Thunder Island Coffee, Southampton
Thunder Island Coffee Roasters is a Native American owned and operated coffee roasting facility. It is USDA Certified Organic and Fair Trade USA, using coffee beans from the high mountains of Central and South America. All of the shop’s coffees are roasted on the Shinnecock Indian Reservation. The day you order a bag is the day beans are roasted and shipped, giving Thunder Island a leg-up on online competitors. Go.
North Fork Roasting Company, Southold
North Fork Roasting Company, a small-batch artisanal coffee shop, brings together local artists, farmers, ranchers, musicians, wine-makers and fishmongers. The company sources from businesses such as Browders Birds, North Fork Egg Farm, KK’s The Farm, Backyard Brine, Deep Roots Farm and The Farm Beyond to support organic and sustainable farming methods. Go.
COFFEED, Port Washington
COFFEED serves only single-origin coffees sourced from fair or direct trade, which are expertly roasted in small batches. It also sources food ingredients from the highest-quality local purveyors. By using a state-of-the-art composter, located on the roof of the flagship location in Long Island City, COFFEED composts all of its coffee grinds and food waste from the café, which turns into fertilizer for future produce. Go.

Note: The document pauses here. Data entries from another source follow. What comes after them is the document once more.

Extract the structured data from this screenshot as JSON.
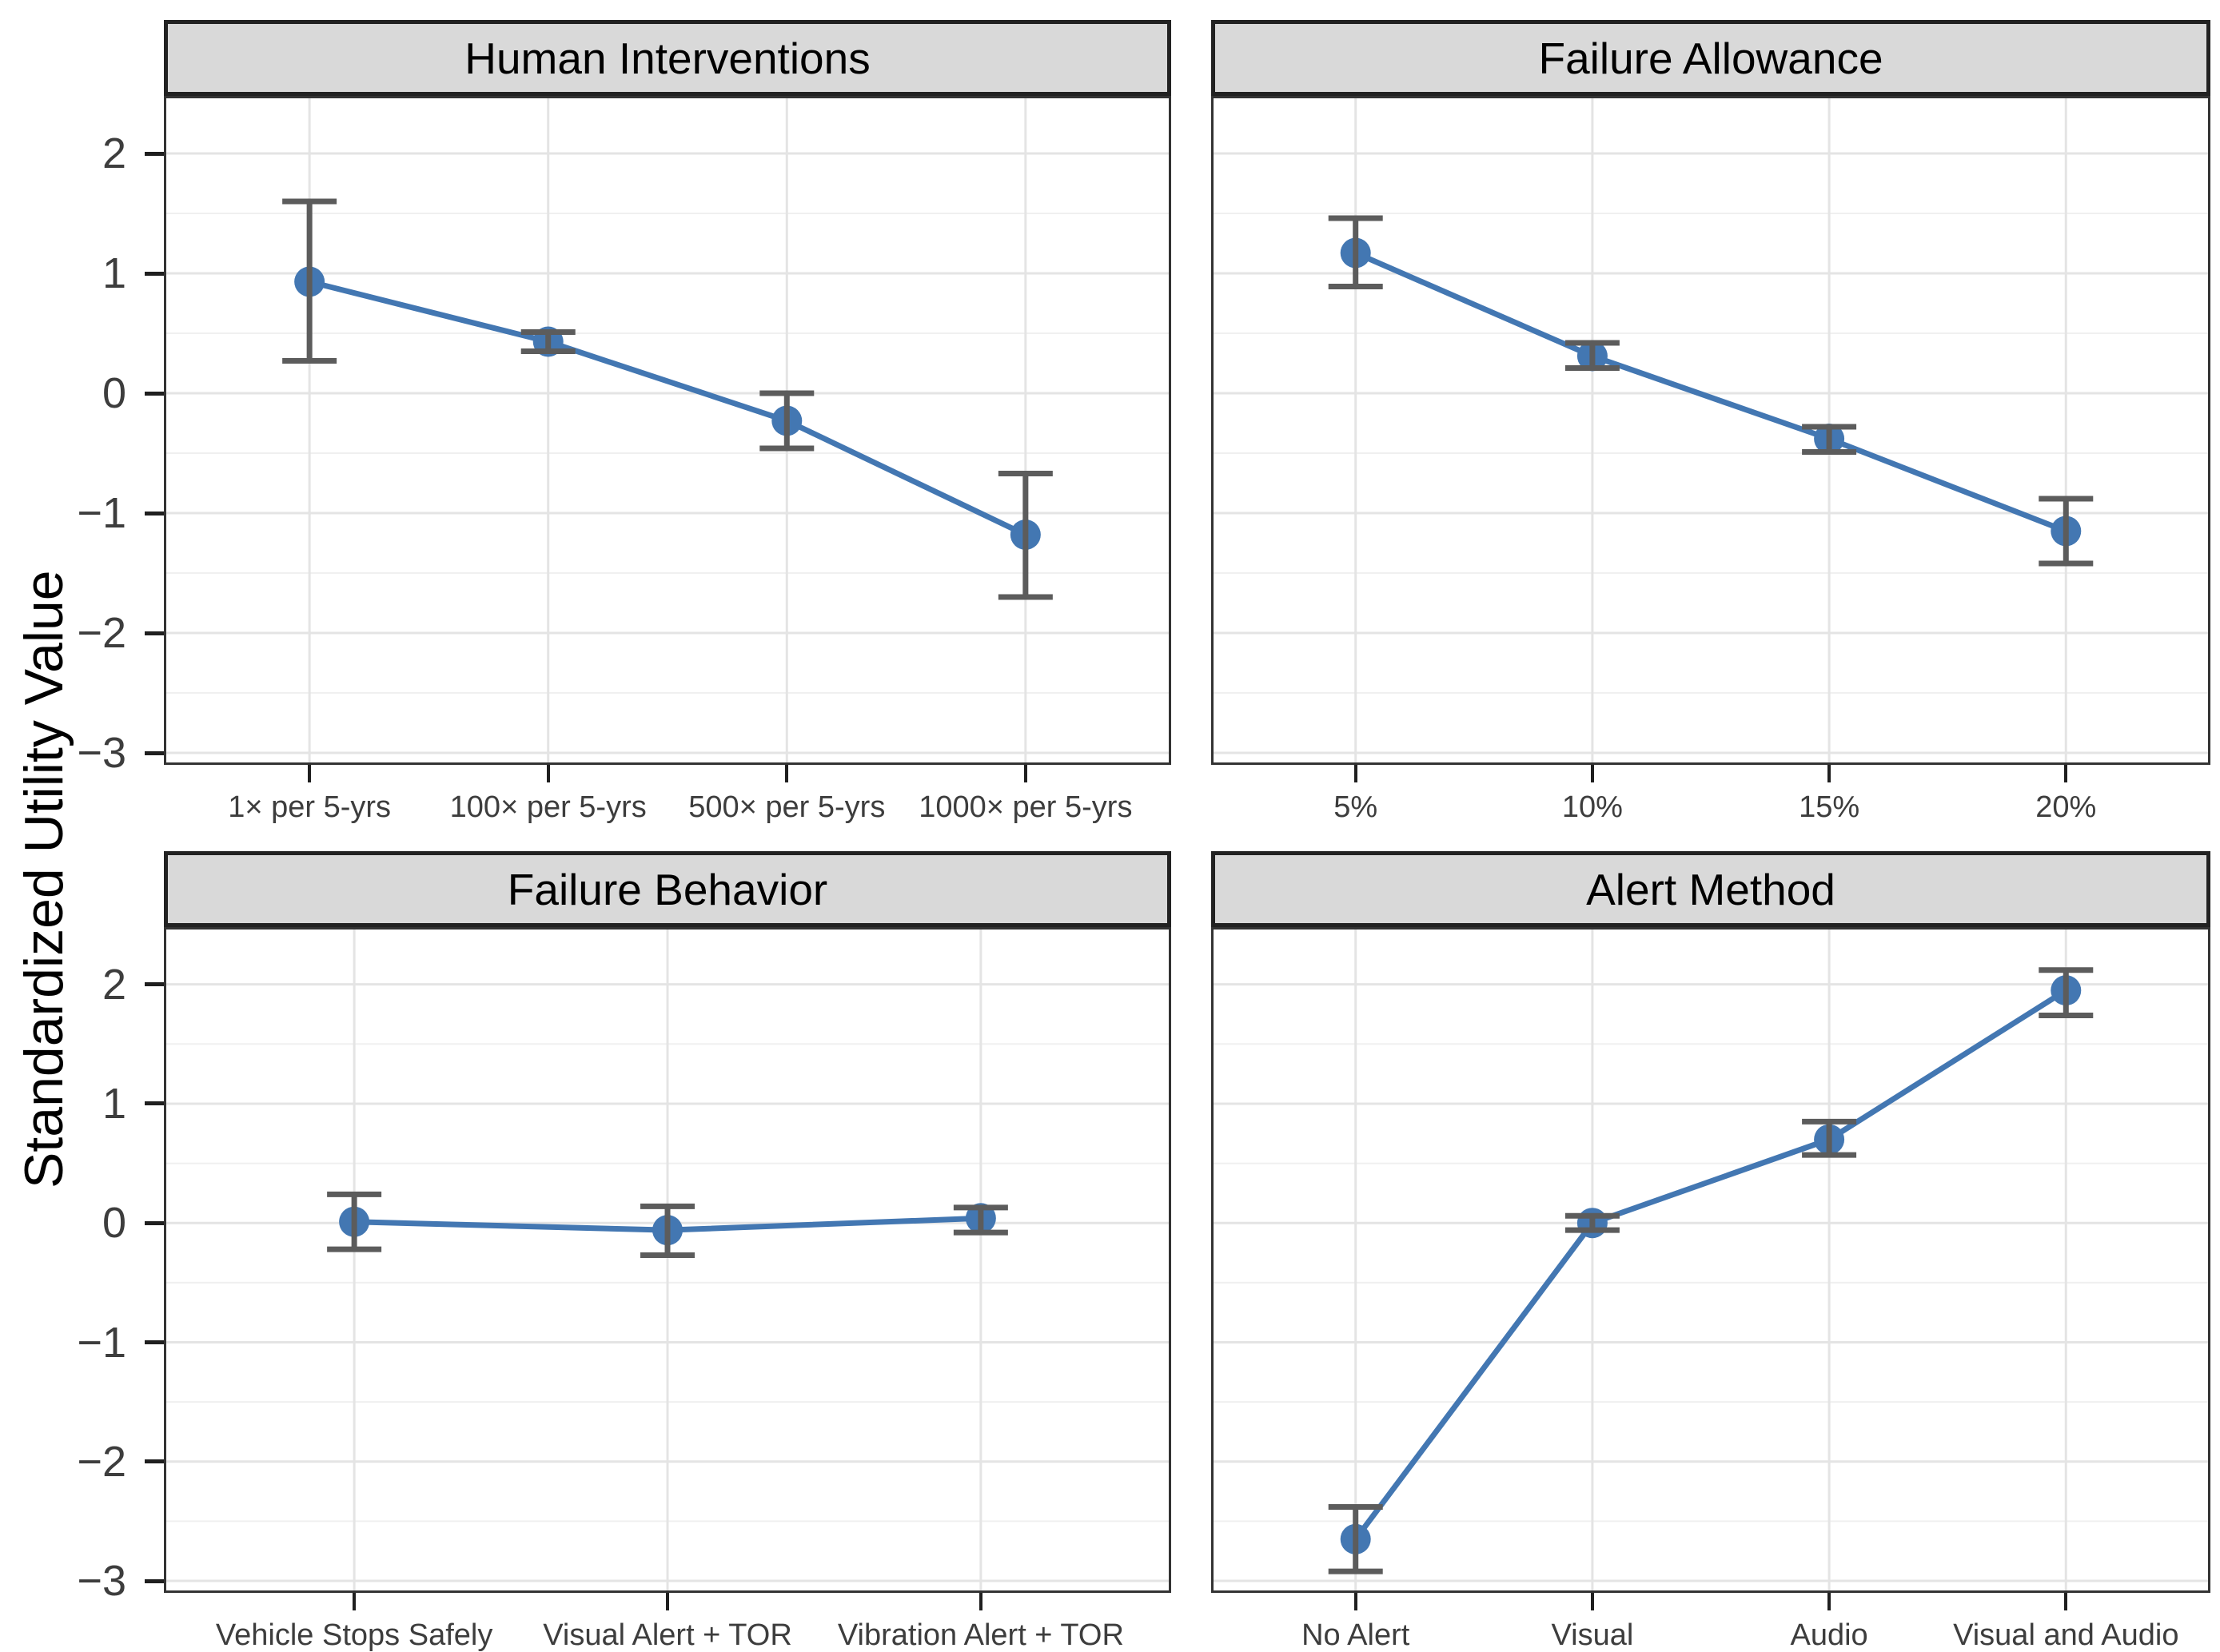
{
  "figure": {
    "colors": {
      "point": "#4377b2",
      "line": "#4377b2",
      "error_bar": "#5c5c5c",
      "strip_fill": "#d9d9d9",
      "strip_border": "#222222",
      "panel_border": "#333333",
      "grid_major": "#e4e4e4",
      "grid_minor": "#f0f0f0",
      "tick_mark": "#1f1f1f",
      "tick_text": "#3d3d3d",
      "background": "#ffffff"
    }
  },
  "chart_data": {
    "type": "line",
    "ylabel": "Standardized Utility Value",
    "ylim": [
      -3.08,
      2.46
    ],
    "y_ticks": [
      2,
      1,
      0,
      -1,
      -2,
      -3
    ],
    "y_tick_labels": [
      "2",
      "1",
      "0",
      "−1",
      "−2",
      "−3"
    ],
    "grid": "major horizontal + minor horizontal at 0.5 steps + vertical at categories",
    "legend": "none",
    "points_style": "blue dots with gray error bars, connected by blue line",
    "facets": [
      {
        "title": "Human Interventions",
        "categories": [
          "1× per 5-yrs",
          "100× per 5-yrs",
          "500× per 5-yrs",
          "1000× per 5-yrs"
        ],
        "values": [
          0.93,
          0.43,
          -0.23,
          -1.18
        ],
        "ci_low": [
          0.27,
          0.35,
          -0.46,
          -1.7
        ],
        "ci_high": [
          1.6,
          0.51,
          0.0,
          -0.67
        ]
      },
      {
        "title": "Failure Allowance",
        "categories": [
          "5%",
          "10%",
          "15%",
          "20%"
        ],
        "values": [
          1.17,
          0.31,
          -0.38,
          -1.15
        ],
        "ci_low": [
          0.89,
          0.21,
          -0.49,
          -1.42
        ],
        "ci_high": [
          1.46,
          0.42,
          -0.28,
          -0.88
        ]
      },
      {
        "title": "Failure Behavior",
        "categories": [
          "Vehicle Stops Safely",
          "Visual Alert + TOR",
          "Vibration Alert + TOR"
        ],
        "values": [
          0.01,
          -0.06,
          0.04
        ],
        "ci_low": [
          -0.22,
          -0.27,
          -0.08
        ],
        "ci_high": [
          0.24,
          0.14,
          0.13
        ]
      },
      {
        "title": "Alert Method",
        "categories": [
          "No Alert",
          "Visual",
          "Audio",
          "Visual and Audio"
        ],
        "values": [
          -2.65,
          0.0,
          0.7,
          1.95
        ],
        "ci_low": [
          -2.92,
          -0.06,
          0.57,
          1.74
        ],
        "ci_high": [
          -2.38,
          0.06,
          0.85,
          2.12
        ]
      }
    ]
  }
}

ROAST Coffee and Tea Trading Company, Patchogue
This coffee shop, a stone’s throw from Pulse’s HQ in Patchogue, is all about locally-roasted beans. The coffees are also single origin, meaning its unique place of growth will probably have a taste indicative of where it was farmed. Go.
Gentle Brew, Long Beach
This past summer, Gentle Brew transitioned to strictly biodegradable paper and plastic goods for to-go cups. Even the wholesale bags are compostable, and the roast Sumatra Mandheling coffee is both Fair Trade and Organic. Workers at Gentle Brew report they are working to build relationships directly with farmers, including one in Peru and two in Costa Rica, with the hopes of directly purchasing coffee from them in the next few years. Go.
Cause Café, Northport
Cause Café is new to Long Island, but wasted no time in getting its name out there. The store is staffed with multiple young adults with a variety of cognitive disabilities. Cause Café gives a portion of the proceeds from “Our Coffee With A Cause” to “Our Own Place Charity,” a community for special needs children and their struggling parents. Go.
Aldo’s Coffee Company, Greenport
Aldo’s coffees are all organic, many are Fair Trade and a few of the single origin beans are Rainforest Alliance. The packaging for the beans is made of recyclable paper with compostable linings and the to-go cups were just changed to Ripple Wrap to eliminate cardboard sleeves. Even the burlap coffee bags that the green beans are shipped in are “up-cycled” into tote and messenger bags, which are sold in the café and on site. Go.